If they're more like the latter, that's a sign you could stand to add a little muscle there. Sadly, for most, it's a tough area to develop.
Throwing in a few token sets of lateral raises a couple times a week won't cut it. If you want them to respond, you need to get a little creative and be willing to put up with a lot of discomfort.
Why? Because the medial delts respond well to extended time under tension and skin-splitting metabolic stress work. You know, the type of stuff that causes burning, searing pain. Metabolic stress – along with mechanical tension and muscle damage – is one of the key drivers of hypertrophy. It's the key driver that a lot of people forget to use.
So, if your shoulders are flat and you covet a cannonball look, try one of the protocols below. Do a different one each shoulder workout, twice a week, for the next 8 weeks.
Progressive isometrics can turn any exercise with a hard contraction in the shortened position into a nightmare (in a good way). With this protocol, pick a lateral raise variation. I prefer cables or a machine over dumbbells. Choose a weight which would make you fail at rep 15.
- Do one rep and hold it for a one second count at the top.
- Do two reps then hold it for a two second count at the top.
- Do three reps then hold it for a three second count at the top, etc. Notice that you're only holding on the last rep. So you'll do 10 total reps with a 10 second hold on the final rep. This should be grueling. But it's not over!
- At the completion of the set, rest two minutes, reduce the weight by about 10%, and do it again.
This is probably the nastiest thing I've come up with for targeting and thoroughly exhausting the medial delts. Here's what to do...
- Behind-the-Back Single-Arm Cable Lateral Raise: Do 12-15 reps to failure
- Single-Arm Cable Lateral Raise: Do as many reps as possible using the same weight. Same goes for the next three exercises.
- Single-Arm Cross-Body Upright Row with External Rotation
- Single-Arm Cheat Cable Lateral Raise
- Singe-Arm Partial Cable Lateral Raise
Don't rest between exercises, just change positions. Repeat on the other side, rest for a minute, and then repeat for a second set on each arm.

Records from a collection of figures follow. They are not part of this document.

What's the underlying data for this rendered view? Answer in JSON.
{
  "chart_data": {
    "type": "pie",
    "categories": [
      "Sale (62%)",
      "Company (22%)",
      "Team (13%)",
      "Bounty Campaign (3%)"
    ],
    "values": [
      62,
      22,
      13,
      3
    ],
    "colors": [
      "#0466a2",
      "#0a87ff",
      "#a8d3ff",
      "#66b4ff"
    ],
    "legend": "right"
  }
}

Expect about a 20% reduction in reps the second time through.
Grab two sets of dumbbells – one heavy and one half that weight. Now do this:
- Dumbbell Clean to Ahrens Press with Accentuated Negative Lateral Raise: 6-8 reps to failure
- Cheat Dumbbell Upright Row: Do as many reps as possible using the same weight
- (Now move to the light dumbbells.)
- Dumbbell Lateral Raise: Do as many strict reps as possible
- Poliquin Dumbbell Lateral Raise: Do as many reps as possible using the same weight. Same goes for the next three exercises.

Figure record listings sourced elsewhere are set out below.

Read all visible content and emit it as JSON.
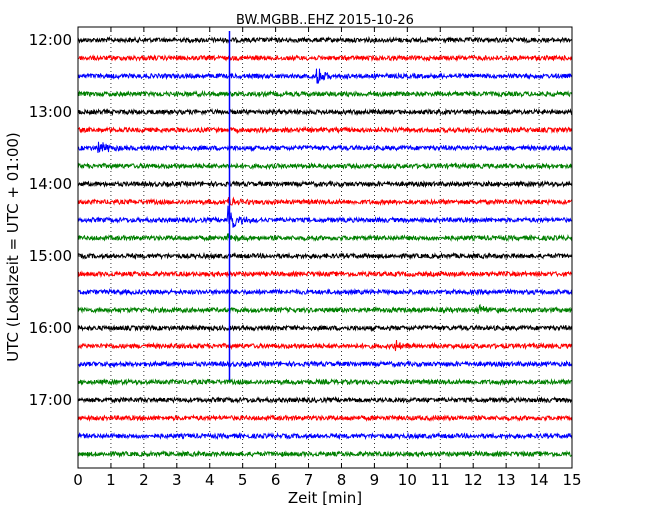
{
  "chart_data": {
    "type": "line",
    "title": "BW.MGBB..EHZ 2015-10-26",
    "xlabel": "Zeit  [min]",
    "ylabel": "UTC (Lokalzeit = UTC + 01:00)",
    "xlim": [
      0,
      15
    ],
    "x_ticks": [
      "0",
      "1",
      "2",
      "3",
      "4",
      "5",
      "6",
      "7",
      "8",
      "9",
      "10",
      "11",
      "12",
      "13",
      "14",
      "15"
    ],
    "y_ticks": [
      "12:00",
      "13:00",
      "14:00",
      "15:00",
      "16:00",
      "17:00"
    ],
    "grid": "vertical-dotted",
    "trace_colors": [
      "#000000",
      "#ff0000",
      "#0000ff",
      "#008000"
    ],
    "traces_start": "12:00",
    "trace_interval_min": 15,
    "trace_count": 24,
    "events": [
      {
        "trace": 2,
        "x": 7.3,
        "amplitude": 0.55
      },
      {
        "trace": 6,
        "x": 0.65,
        "amplitude": 0.55
      },
      {
        "trace": 9,
        "x": 4.6,
        "amplitude": 0.35
      },
      {
        "trace": 10,
        "x": 4.6,
        "amplitude": 1.0
      },
      {
        "trace": 11,
        "x": 4.6,
        "amplitude": 0.3
      },
      {
        "trace": 15,
        "x": 12.2,
        "amplitude": 0.35
      },
      {
        "trace": 17,
        "x": 9.7,
        "amplitude": 0.3
      }
    ],
    "spike_line": {
      "x": 4.6,
      "from_trace": -0.5,
      "to_trace": 18.9,
      "color": "#0000ff"
    }
  }
}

- Modified Bent-Arm Dumbbell Lateral Raise
- Cheat Dumbbell Lateral Raise
- Cheat Dumbbell Upright Row
- Rest two minutes
- Go down five pounds from your heavy set of dumbbells. Repeat.
The priority is the first exercise because it sets the tone for the entire protocol. With the Ahrens press, press out at an angle, NOT straight up. Take a closer look. Once you reach full extension, you'll want to get a 3-4 second negative (lowering) on the lateral raise. Take this exercise to failure until you can't control the negative any longer.
There are a lot of ways to add them to your training depending on what your program looks like. But an easy way to start adding them in now is to do them twice weekly, and rotate through using a different one each session. Try that for 8 weeks.
- One day a week, do one of these protocols mid-to-late workout AFTER your heavier, progressive overload work.
- On the second training day, START your workout with one of these to really dial in the focus on the medial delts before you're too trashed from your other upper body work.